In discussions about these systems, it was clear that the differences between the databases were simply a result of them being separate, and not due to any fundamental disagreements between developers. Everyone is keen to see them merged.
This spec proposes:
A standard format for these files.
A standard location for them.
The new format is very similar to the KDE format. However, only the tags used in this example are valid:
[MIME-Info text/html] Encoding=UTF-8 Comment=HTML document Comment[af]=... [... etc. other translations ] Patterns=*.htm;*.html; Contents=(starts-with "<HTML")
Specifically, all KDE-specific tags have been removed, as well as the Icon field. Although all desktops need a way to determine the icon for a particular type, the icon used will depend on desktop, and not only on the file type.
Although not part of the name-to-type mapping, the Comment field is left in for the sake of not having too many files.
KDE's Patterns field replaces GNOME's and ROX's ext/regex fields, since it is trivial to detect a pattern in the form '*.ext' and store it in an extension hash table internally. The full power of regular expressions was not being used by either desktop, and glob patterns are more suitable for filename matching anyway.
Applications MUST first try a case-sensitive match, then a case-insensitive
one. This is so that main.C
will be seen as a C++ file,
but IMAGE.GIF
will still use the *.gif pattern.
The value of the Contents attribute is a scheme expression. If the expression evaluates to a true value then the file is assumed to be of this type. Since scanning a file's contents can be very slow, applications may choose to do pattern matching first and only fallback to content matching, or not perform it at all.
This is just a vague proposal at the moment. Also, need a list of functions to provide.
If several patterns match then the longest pattern SHOULD be used. In
particular, files with multiple extensions (such as
Data.tar.gz
) MUST match the longest sequence of extensions
(eg '*.tar.gz' in preference to '*.gz'). Literal patterns (eg, 'Makefile') must
be matched before all others. It is acceptable to match patterns of the form
'*.text' before other wildcarded patterns (that is, to special-case extensions
using a hash table).
If the same pattern is defined twice, then they SHOULD be ordered by the directory the rule came from (this is to allow users to override the system defaults if, for example, they are using a common extension to mean something else). If they came from the same directory, either can be used.

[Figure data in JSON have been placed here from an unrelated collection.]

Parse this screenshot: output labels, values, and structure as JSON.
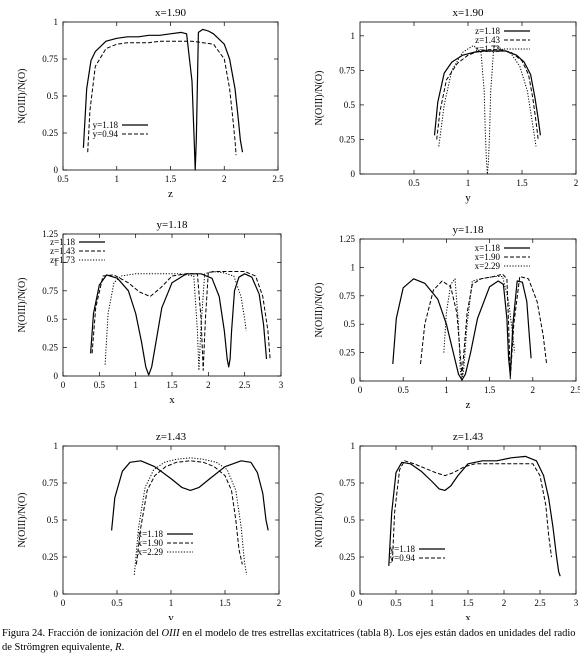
{
  "caption": {
    "prefix": "Figura 24. Fracción de ionización del ",
    "species": "OIII",
    "middle": " en el modelo de tres estrellas excitatrices (tabla 8). Los ejes están dados en unidades del radio de Strömgren equivalente, ",
    "symbol": "R",
    "suffix": "."
  },
  "chart_data": [
    {
      "type": "line",
      "title": "x=1.90",
      "xlabel": "z",
      "ylabel": "N(OIII)/N(O)",
      "xlim": [
        0.5,
        2.5
      ],
      "ylim": [
        0,
        1
      ],
      "xticks": [
        "0.5",
        "1",
        "1.5",
        "2",
        "2.5"
      ],
      "yticks": [
        "0",
        "0.25",
        "0.5",
        "0.75",
        "1"
      ],
      "legend": "bottom-left",
      "series": [
        {
          "name": "y=1.18",
          "style": "solid",
          "x": [
            0.69,
            0.72,
            0.76,
            0.8,
            0.9,
            1.0,
            1.1,
            1.2,
            1.3,
            1.4,
            1.5,
            1.6,
            1.65,
            1.7,
            1.72,
            1.73,
            1.74,
            1.76,
            1.8,
            1.85,
            1.9,
            2.0,
            2.05,
            2.1,
            2.13,
            2.15,
            2.17
          ],
          "y": [
            0.15,
            0.55,
            0.74,
            0.8,
            0.87,
            0.89,
            0.9,
            0.9,
            0.91,
            0.91,
            0.92,
            0.93,
            0.92,
            0.6,
            0.2,
            0.0,
            0.2,
            0.93,
            0.95,
            0.94,
            0.92,
            0.85,
            0.75,
            0.55,
            0.35,
            0.2,
            0.12
          ]
        },
        {
          "name": "y=0.94",
          "style": "dashed",
          "x": [
            0.73,
            0.75,
            0.8,
            0.9,
            1.0,
            1.1,
            1.2,
            1.3,
            1.4,
            1.5,
            1.6,
            1.7,
            1.8,
            1.9,
            2.0,
            2.05,
            2.08,
            2.1,
            2.11
          ],
          "y": [
            0.12,
            0.4,
            0.7,
            0.82,
            0.85,
            0.86,
            0.86,
            0.86,
            0.87,
            0.87,
            0.87,
            0.87,
            0.86,
            0.85,
            0.75,
            0.55,
            0.35,
            0.2,
            0.1
          ]
        }
      ]
    },
    {
      "type": "line",
      "title": "x=1.90",
      "xlabel": "y",
      "ylabel": "N(OIII)/N(O)",
      "xlim": [
        0,
        2
      ],
      "ylim": [
        0,
        1.1
      ],
      "xticks": [
        "0.5",
        "1",
        "1.5",
        "2"
      ],
      "yticks": [
        "0",
        "0.25",
        "0.5",
        "0.75",
        "1"
      ],
      "legend": "top-right",
      "series": [
        {
          "name": "z=1.18",
          "style": "solid",
          "x": [
            0.69,
            0.72,
            0.78,
            0.85,
            0.95,
            1.05,
            1.15,
            1.25,
            1.35,
            1.45,
            1.52,
            1.58,
            1.62,
            1.65,
            1.67
          ],
          "y": [
            0.28,
            0.52,
            0.73,
            0.81,
            0.86,
            0.88,
            0.89,
            0.89,
            0.89,
            0.86,
            0.81,
            0.72,
            0.55,
            0.4,
            0.28
          ]
        },
        {
          "name": "z=1.43",
          "style": "dashed",
          "x": [
            0.71,
            0.74,
            0.8,
            0.9,
            1.0,
            1.1,
            1.2,
            1.3,
            1.4,
            1.5,
            1.56,
            1.6,
            1.63,
            1.65
          ],
          "y": [
            0.25,
            0.45,
            0.68,
            0.8,
            0.86,
            0.89,
            0.9,
            0.9,
            0.88,
            0.82,
            0.72,
            0.55,
            0.38,
            0.25
          ]
        },
        {
          "name": "z=1.73",
          "style": "dotted",
          "x": [
            0.73,
            0.78,
            0.85,
            0.95,
            1.05,
            1.12,
            1.15,
            1.16,
            1.17,
            1.18,
            1.19,
            1.2,
            1.21,
            1.24,
            1.3,
            1.4,
            1.48,
            1.55,
            1.6,
            1.63
          ],
          "y": [
            0.2,
            0.5,
            0.75,
            0.88,
            0.93,
            0.88,
            0.6,
            0.3,
            0.1,
            0.0,
            0.1,
            0.3,
            0.6,
            0.93,
            0.91,
            0.87,
            0.78,
            0.6,
            0.35,
            0.2
          ]
        }
      ]
    },
    {
      "type": "line",
      "title": "y=1.18",
      "xlabel": "x",
      "ylabel": "N(OIII)/N(O)",
      "xlim": [
        0,
        3
      ],
      "ylim": [
        0,
        1.25
      ],
      "xticks": [
        "0",
        "0.5",
        "1",
        "1.5",
        "2",
        "2.5",
        "3"
      ],
      "yticks": [
        "0",
        "0.25",
        "0.5",
        "0.75",
        "1",
        "1.25"
      ],
      "legend": "top-left",
      "series": [
        {
          "name": "z=1.18",
          "style": "solid",
          "x": [
            0.38,
            0.42,
            0.5,
            0.6,
            0.75,
            0.9,
            1.0,
            1.08,
            1.14,
            1.18,
            1.22,
            1.28,
            1.36,
            1.5,
            1.7,
            1.9,
            2.05,
            2.15,
            2.22,
            2.26,
            2.28,
            2.3,
            2.32,
            2.36,
            2.42,
            2.5,
            2.6,
            2.7,
            2.76,
            2.8
          ],
          "y": [
            0.2,
            0.55,
            0.8,
            0.89,
            0.86,
            0.75,
            0.55,
            0.3,
            0.08,
            0.01,
            0.08,
            0.3,
            0.6,
            0.82,
            0.9,
            0.9,
            0.86,
            0.7,
            0.4,
            0.15,
            0.08,
            0.15,
            0.4,
            0.75,
            0.87,
            0.9,
            0.87,
            0.72,
            0.45,
            0.15
          ]
        },
        {
          "name": "z=1.43",
          "style": "dashed",
          "x": [
            0.4,
            0.45,
            0.55,
            0.7,
            0.9,
            1.05,
            1.2,
            1.35,
            1.5,
            1.7,
            1.85,
            1.9,
            1.93,
            1.96,
            2.0,
            2.1,
            2.3,
            2.5,
            2.65,
            2.75,
            2.82,
            2.85
          ],
          "y": [
            0.2,
            0.6,
            0.88,
            0.89,
            0.82,
            0.74,
            0.7,
            0.78,
            0.88,
            0.9,
            0.9,
            0.5,
            0.05,
            0.5,
            0.91,
            0.92,
            0.92,
            0.92,
            0.88,
            0.7,
            0.4,
            0.15
          ]
        },
        {
          "name": "z=1.73",
          "style": "dotted",
          "x": [
            0.58,
            0.62,
            0.7,
            0.8,
            1.0,
            1.2,
            1.4,
            1.6,
            1.8,
            1.85,
            1.87,
            1.9,
            1.95,
            2.05,
            2.2,
            2.35,
            2.45,
            2.5,
            2.52
          ],
          "y": [
            0.1,
            0.55,
            0.82,
            0.88,
            0.9,
            0.9,
            0.9,
            0.9,
            0.88,
            0.4,
            0.05,
            0.45,
            0.9,
            0.92,
            0.91,
            0.88,
            0.7,
            0.5,
            0.4
          ]
        }
      ]
    },
    {
      "type": "line",
      "title": "y=1.18",
      "xlabel": "z",
      "ylabel": "N(OIII)/N(O)",
      "xlim": [
        0,
        2.5
      ],
      "ylim": [
        0,
        1.25
      ],
      "xticks": [
        "0",
        "0.5",
        "1",
        "1.5",
        "2",
        "2.5"
      ],
      "yticks": [
        "0",
        "0.25",
        "0.5",
        "0.75",
        "1",
        "1.25"
      ],
      "legend": "top-right",
      "series": [
        {
          "name": "x=1.18",
          "style": "solid",
          "x": [
            0.38,
            0.42,
            0.5,
            0.62,
            0.75,
            0.9,
            1.0,
            1.08,
            1.14,
            1.18,
            1.22,
            1.28,
            1.36,
            1.5,
            1.6,
            1.66,
            1.7,
            1.72,
            1.74,
            1.77,
            1.82,
            1.88,
            1.93,
            1.96,
            1.98
          ],
          "y": [
            0.15,
            0.55,
            0.82,
            0.9,
            0.86,
            0.72,
            0.5,
            0.25,
            0.06,
            0.01,
            0.06,
            0.25,
            0.55,
            0.83,
            0.88,
            0.85,
            0.55,
            0.2,
            0.05,
            0.5,
            0.88,
            0.87,
            0.7,
            0.4,
            0.2
          ]
        },
        {
          "name": "x=1.90",
          "style": "dashed",
          "x": [
            0.7,
            0.75,
            0.85,
            0.95,
            1.05,
            1.12,
            1.18,
            1.24,
            1.3,
            1.4,
            1.55,
            1.65,
            1.7,
            1.72,
            1.74,
            1.78,
            1.85,
            1.95,
            2.05,
            2.12,
            2.16
          ],
          "y": [
            0.15,
            0.5,
            0.8,
            0.88,
            0.83,
            0.6,
            0.05,
            0.6,
            0.85,
            0.9,
            0.92,
            0.94,
            0.9,
            0.5,
            0.02,
            0.5,
            0.92,
            0.9,
            0.7,
            0.4,
            0.15
          ]
        },
        {
          "name": "x=2.29",
          "style": "dotted",
          "x": [
            0.97,
            1.0,
            1.05,
            1.1,
            1.14,
            1.16,
            1.18,
            1.2,
            1.24,
            1.3,
            1.4,
            1.55,
            1.65,
            1.72,
            1.76,
            1.79
          ],
          "y": [
            0.25,
            0.6,
            0.85,
            0.9,
            0.5,
            0.1,
            0.0,
            0.1,
            0.5,
            0.88,
            0.9,
            0.92,
            0.92,
            0.7,
            0.45,
            0.25
          ]
        }
      ]
    },
    {
      "type": "line",
      "title": "z=1.43",
      "xlabel": "y",
      "ylabel": "N(OIII)/N(O)",
      "xlim": [
        0,
        2
      ],
      "ylim": [
        0,
        1
      ],
      "xticks": [
        "0",
        "0.5",
        "1",
        "1.5",
        "2"
      ],
      "yticks": [
        "0",
        "0.25",
        "0.5",
        "0.75",
        "1"
      ],
      "legend": "bottom-right",
      "series": [
        {
          "name": "x=1.18",
          "style": "solid",
          "x": [
            0.45,
            0.48,
            0.55,
            0.62,
            0.72,
            0.85,
            1.0,
            1.1,
            1.18,
            1.26,
            1.36,
            1.5,
            1.65,
            1.74,
            1.8,
            1.85,
            1.88,
            1.9
          ],
          "y": [
            0.43,
            0.65,
            0.83,
            0.89,
            0.9,
            0.86,
            0.78,
            0.72,
            0.7,
            0.72,
            0.78,
            0.86,
            0.9,
            0.89,
            0.82,
            0.68,
            0.5,
            0.43
          ]
        },
        {
          "name": "x=1.90",
          "style": "dashed",
          "x": [
            0.68,
            0.72,
            0.78,
            0.85,
            0.95,
            1.05,
            1.18,
            1.3,
            1.4,
            1.5,
            1.56,
            1.6,
            1.63,
            1.66
          ],
          "y": [
            0.2,
            0.45,
            0.7,
            0.8,
            0.86,
            0.89,
            0.9,
            0.89,
            0.86,
            0.8,
            0.7,
            0.5,
            0.3,
            0.2
          ]
        },
        {
          "name": "x=2.29",
          "style": "dotted",
          "x": [
            0.66,
            0.7,
            0.76,
            0.84,
            0.94,
            1.05,
            1.18,
            1.3,
            1.42,
            1.52,
            1.6,
            1.65,
            1.68,
            1.7
          ],
          "y": [
            0.13,
            0.45,
            0.72,
            0.84,
            0.89,
            0.91,
            0.92,
            0.91,
            0.89,
            0.84,
            0.7,
            0.45,
            0.22,
            0.13
          ]
        }
      ]
    },
    {
      "type": "line",
      "title": "z=1.43",
      "xlabel": "x",
      "ylabel": "N(OIII)/N(O)",
      "xlim": [
        0,
        3
      ],
      "ylim": [
        0,
        1
      ],
      "xticks": [
        "0",
        "0.5",
        "1",
        "1.5",
        "2",
        "2.5",
        "3"
      ],
      "yticks": [
        "0",
        "0.25",
        "0.5",
        "0.75",
        "1"
      ],
      "legend": "bottom-left",
      "series": [
        {
          "name": "y=1.18",
          "style": "solid",
          "x": [
            0.4,
            0.44,
            0.5,
            0.58,
            0.7,
            0.85,
            1.0,
            1.1,
            1.18,
            1.26,
            1.36,
            1.5,
            1.7,
            1.9,
            2.1,
            2.3,
            2.45,
            2.55,
            2.62,
            2.68,
            2.73,
            2.76,
            2.78
          ],
          "y": [
            0.19,
            0.55,
            0.82,
            0.89,
            0.88,
            0.83,
            0.76,
            0.71,
            0.7,
            0.73,
            0.8,
            0.88,
            0.9,
            0.9,
            0.92,
            0.93,
            0.9,
            0.8,
            0.65,
            0.45,
            0.25,
            0.15,
            0.12
          ]
        },
        {
          "name": "y=0.94",
          "style": "dashed",
          "x": [
            0.45,
            0.48,
            0.55,
            0.62,
            0.75,
            0.9,
            1.05,
            1.18,
            1.3,
            1.45,
            1.6,
            1.8,
            2.0,
            2.2,
            2.4,
            2.5,
            2.58,
            2.62,
            2.66
          ],
          "y": [
            0.22,
            0.55,
            0.84,
            0.9,
            0.88,
            0.85,
            0.82,
            0.8,
            0.82,
            0.86,
            0.88,
            0.88,
            0.88,
            0.88,
            0.88,
            0.8,
            0.6,
            0.4,
            0.25
          ]
        }
      ]
    }
  ]
}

If the same type is defined in several places, the Patterns and Comments MUST be merged. If two different comments are provided for the same MIME type in the same language, they should be ordered by directory as before.
Common types (such as MS Word Documents) will be provided in the X Desktop Group's package, which SHOULD be required by all applications using this specification. Since each application will then only be providing information about its own type, conflicts should be rare.
Unlike the KDE system, the files are not arranged in the filesystem by type.
This approach is only possible for a tightly coordinated system. Consider,
for example, that ROX-Filer adds a mapping from
.DirIcon
to 'image/png'. This cannot be specified in
a file called image/png.desktop
without conflicting
with existing definitions for the type.
Since files are not named by type, each file may contain multiple types. The files should be named by the package that they come from to avoid conflicts and reduce loading times.
The directories to be used to load these files are:
/usr/share/mime/mime-info
/usr/local/share/mime/mime-info
~/.mime/mime-info
Programs modifying any of these files MUST update the modification time on
the parent (mime-info
) directory so that applications can
easily detect the change. The rules from the directories in this list take
precedence over conflicting rules from earlier directories. Thus, the user's
settings take precedence over all others.
The system described in this document is intended to allow different programs to see the same file as having the same type. This is to help interoperability. The type determined in this way is only a guess, and an application MUST NOT trust a file based simply on its MIME type. For example, a downloader should not pass a file directly to a launcher application without confirmation simply because the type looks `harmless' (eg, text/plain).